Elevador de Serviço 14 – Onde está a Justiça?

Vicente Moares lembra que os conflitos entre empregados e empregadores são inerentes a uma sociedade capitalista
A noção de justiça parece já vir impregnada na alma humana, desde o embrião. Mesmo os injustos sabem quando estão praticando injustiças. O problema é que existe uma vasta diversidade de opiniões a respeito do que, realmente, seja justo.
Assim, de uma noção básica de civilidade, de necessidade de viver em sociedade, nasceu a ideia da – digamos assim – terceirização da Justiça.
Entrega-se a um terceiro ente, o Estado, o poder de decidir a respeito dos conflitos, e o  aparelhamento necessário para colocar em prática suas decisões.
O Poder Judiciário está estruturado em segmentos, com ramos específicos como a Justiça Militar, a Eleitoral, a Desportiva etc.
A chamada Justiça Comum, além de processos criminais, trata basicamente de questões envolvendo patrimônio. É um despejo, uma cobrança, um inventário. Para quem não tem casa alugada, nem promissória pra cobrar, nem herança pra receber, a Justiça Comum não tem muita serventia.
A Justiça mais próxima do cidadão comum, portanto, é a Justiça do Trabalho. Embora quase nenhum empregador seja simpático à ela, é forçoso admitir que os conflitos entre empregados e empregadores são inerentes a uma sociedade capitalista. Já comentei isso na minha primeira coluna.

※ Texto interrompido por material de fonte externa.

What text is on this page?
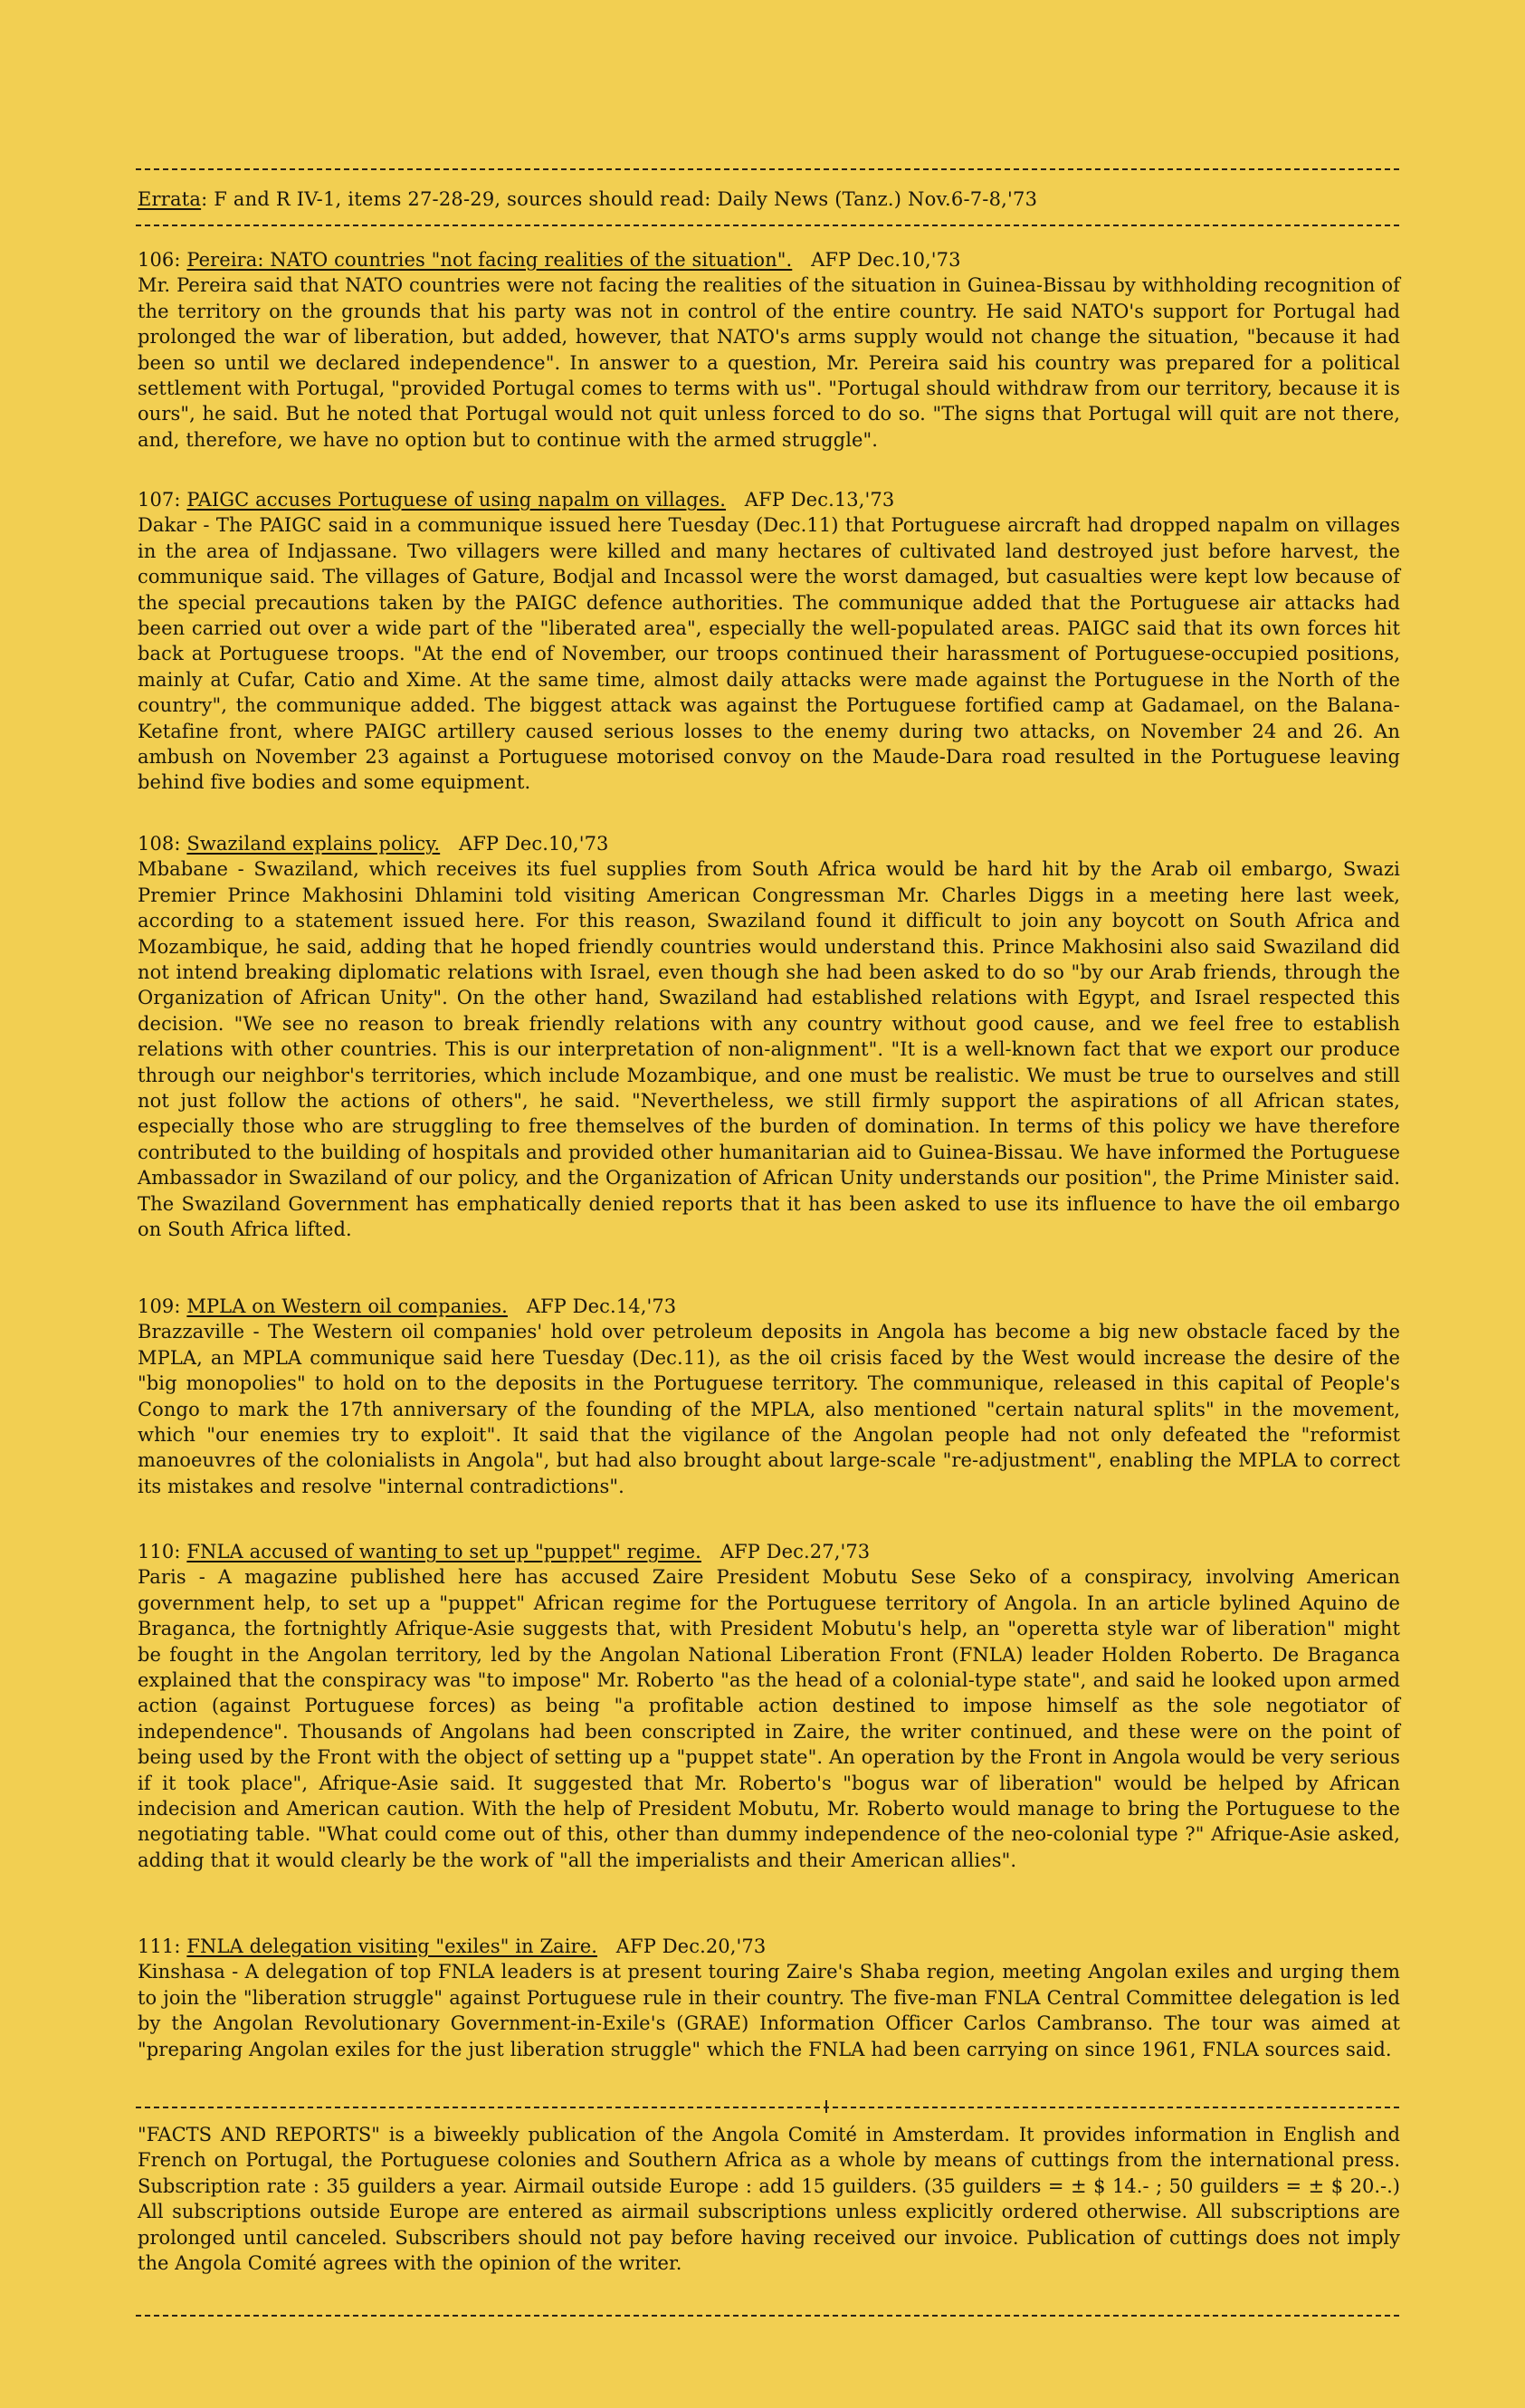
Errata: F and R IV-1, items 27-28-29, sources should read: Daily News (Tanz.) Nov.6-7-8,'73
106: Pereira: NATO countries "not facing realities of the situation". AFP Dec.10,'73
Mr. Pereira said that NATO countries were not facing the realities of the situation in Guinea-Bissau by withholding recognition of the territory on the grounds that his party was not in control of the entire country. He said NATO's support for Portugal had prolonged the war of liberation, but added, however, that NATO's arms supply would not change the situation, "because it had been so until we declared independence". In answer to a question, Mr. Pereira said his country was prepared for a political settlement with Portugal, "provided Portugal comes to terms with us". "Portugal should withdraw from our territory, because it is ours", he said. But he noted that Portugal would not quit unless forced to do so. "The signs that Portugal will quit are not there, and, therefore, we have no option but to continue with the armed struggle".
107: PAIGC accuses Portuguese of using napalm on villages. AFP Dec.13,'73
Dakar - The PAIGC said in a communique issued here Tuesday (Dec.11) that Portuguese aircraft had dropped napalm on villages in the area of Indjassane. Two villagers were killed and many hectares of cultivated land destroyed just before harvest, the communique said. The villages of Gature, Bodjal and Incassol were the worst damaged, but casualties were kept low because of the special precautions taken by the PAIGC defence authorities. The communique added that the Portuguese air attacks had been carried out over a wide part of the "liberated area", especially the well-populated areas. PAIGC said that its own forces hit back at Portuguese troops. "At the end of November, our troops continued their harassment of Portuguese-occupied positions, mainly at Cufar, Catio and Xime. At the same time, almost daily attacks were made against the Portuguese in the North of the country", the communique added. The biggest attack was against the Portuguese fortified camp at Gadamael, on the Balana-Ketafine front, where PAIGC artillery caused serious losses to the enemy during two attacks, on November 24 and 26. An ambush on November 23 against a Portuguese motorised convoy on the Maude-Dara road resulted in the Portuguese leaving behind five bodies and some equipment.
108: Swaziland explains policy. AFP Dec.10,'73
Mbabane - Swaziland, which receives its fuel supplies from South Africa would be hard hit by the Arab oil embargo, Swazi Premier Prince Makhosini Dhlamini told visiting American Congressman Mr. Charles Diggs in a meeting here last week, according to a statement issued here. For this reason, Swaziland found it difficult to join any boycott on South Africa and Mozambique, he said, adding that he hoped friendly countries would understand this. Prince Makhosini also said Swaziland did not intend breaking diplomatic relations with Israel, even though she had been asked to do so "by our Arab friends, through the Organization of African Unity". On the other hand, Swaziland had established relations with Egypt, and Israel respected this decision. "We see no reason to break friendly relations with any country without good cause, and we feel free to establish relations with other countries. This is our interpretation of non-alignment". "It is a well-known fact that we export our produce through our neighbor's territories, which include Mozambique, and one must be realistic. We must be true to ourselves and still not just follow the actions of others", he said. "Nevertheless, we still firmly support the aspirations of all African states, especially those who are struggling to free themselves of the burden of domination. In terms of this policy we have therefore contributed to the building of hospitals and provided other humanitarian aid to Guinea-Bissau. We have informed the Portuguese Ambassador in Swaziland of our policy, and the Organization of African Unity understands our position", the Prime Minister said. The Swaziland Government has emphatically denied reports that it has been asked to use its influence to have the oil embargo on South Africa lifted.
109: MPLA on Western oil companies. AFP Dec.14,'73
Brazzaville - The Western oil companies' hold over petroleum deposits in Angola has become a big new obstacle faced by the MPLA, an MPLA communique said here Tuesday (Dec.11), as the oil crisis faced by the West would increase the desire of the "big monopolies" to hold on to the deposits in the Portuguese territory. The communique, released in this capital of People's Congo to mark the 17th anniversary of the founding of the MPLA, also mentioned "certain natural splits" in the movement, which "our enemies try to exploit". It said that the vigilance of the Angolan people had not only defeated the "reformist manoeuvres of the colonialists in Angola", but had also brought about large-scale "re-adjustment", enabling the MPLA to correct its mistakes and resolve "internal contradictions".
110: FNLA accused of wanting to set up "puppet" regime. AFP Dec.27,'73
Paris - A magazine published here has accused Zaire President Mobutu Sese Seko of a conspiracy, involving American government help, to set up a "puppet" African regime for the Portuguese territory of Angola. In an article bylined Aquino de Braganca, the fortnightly Afrique-Asie suggests that, with President Mobutu's help, an "operetta style war of liberation" might be fought in the Angolan territory, led by the Angolan National Liberation Front (FNLA) leader Holden Roberto. De Braganca explained that the conspiracy was "to impose" Mr. Roberto "as the head of a colonial-type state", and said he looked upon armed action (against Portuguese forces) as being "a profitable action destined to impose himself as the sole negotiator of independence". Thousands of Angolans had been conscripted in Zaire, the writer continued, and these were on the point of being used by the Front with the object of setting up a "puppet state". An operation by the Front in Angola would be very serious if it took place", Afrique-Asie said. It suggested that Mr. Roberto's "bogus war of liberation" would be helped by African indecision and American caution. With the help of President Mobutu, Mr. Roberto would manage to bring the Portuguese to the negotiating table. "What could come out of this, other than dummy independence of the neo-colonial type ?" Afrique-Asie asked, adding that it would clearly be the work of "all the imperialists and their American allies".
111: FNLA delegation visiting "exiles" in Zaire. AFP Dec.20,'73
Kinshasa - A delegation of top FNLA leaders is at present touring Zaire's Shaba region, meeting Angolan exiles and urging them to join the "liberation struggle" against Portuguese rule in their country. The five-man FNLA Central Committee delegation is led by the Angolan Revolutionary Government-in-Exile's (GRAE) Information Officer Carlos Cambranso. The tour was aimed at "preparing Angolan exiles for the just liberation struggle" which the FNLA had been carrying on since 1961, FNLA sources said.
"FACTS AND REPORTS" is a biweekly publication of the Angola Comité in Amsterdam. It provides information in English and French on Portugal, the Portuguese colonies and Southern Africa as a whole by means of cuttings from the international press. Subscription rate : 35 guilders a year. Airmail outside Europe : add 15 guilders. (35 guilders = ± $ 14.- ; 50 guilders = ± $ 20.-.) All subscriptions outside Europe are entered as airmail subscriptions unless explicitly ordered otherwise. All subscriptions are prolonged until canceled. Subscribers should not pay before having received our invoice. Publication of cuttings does not imply the Angola Comité agrees with the opinion of the writer.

Estes conflitos trabalhistas, necessariamente, devem ser resolvidos pelo Estado. E é por conta deste raciocínio simples e lógico, que fico realmente estupefato quando ouço alguém defendendo o fim da Justiça do Trabalho. O que esperam essas pessoas? Que os conflitos simplesmente deixem de existir, por falta de alguém que os julgue? É como querer fazer uma lei proibindo chover nos feriados.
Portanto, as relações de trabalho, simplesmente, são parte do jogo. Economia, como se sabe, não é uma ciência exata, e sim uma ciência social. O custo com demandas trabalhistas integra os custos da produção, da mesma forma que os impostos ou o preço dos insumos.
Mas minha intenção hoje é falar sobre a noção de Justiça, e assim pergunto: você acha justo que alguém seja mandado embora quando é acometido de uma doença grave?
Ou seja, trabalha muitos anos enquanto está com saúde, mas é mandado embora ao adoecer.
O Tribunal  Superior de Trabalho acha isso injusto – chama-se “despedida discriminatória”. Por ocorrer muitas vezes, o TST acabou firmando este entendimento. Trata-se da Súmula 443: “Presume-se discriminatória a despedida de empregado portador de vírus HIV ou de outra doença grave que suscite estigma ou preconceito”.
Este entendimento já não é novo; a Súmula 443 é de 2012, mas baseada em casos julgados desde o ano de 2000.
Recentemente o TST julgou mais um caso. Trata-se de um executivo que trabalhou 28 anos na Pepsi, sempre tido como profissional exemplar. Acometido de câncer de próstata, foi dispensado quando estava prestes a ser promovido a diretor. A indenização pelos danos morais foi fixada em R$ 200 mil, além da indenização pela demissão injusta (Proc. n. E-ED-RR 68-29.2014.5.09.0245).
E não há como não lembrar do filme Philadelphia, com Tom Hanks.
É de se perguntar se este executivo, que já trabalhou 28 anos, vai conseguir completar 40 anos de contribuição ao INSS, para ter direito a uma aposentadoria integral. Isso é justo?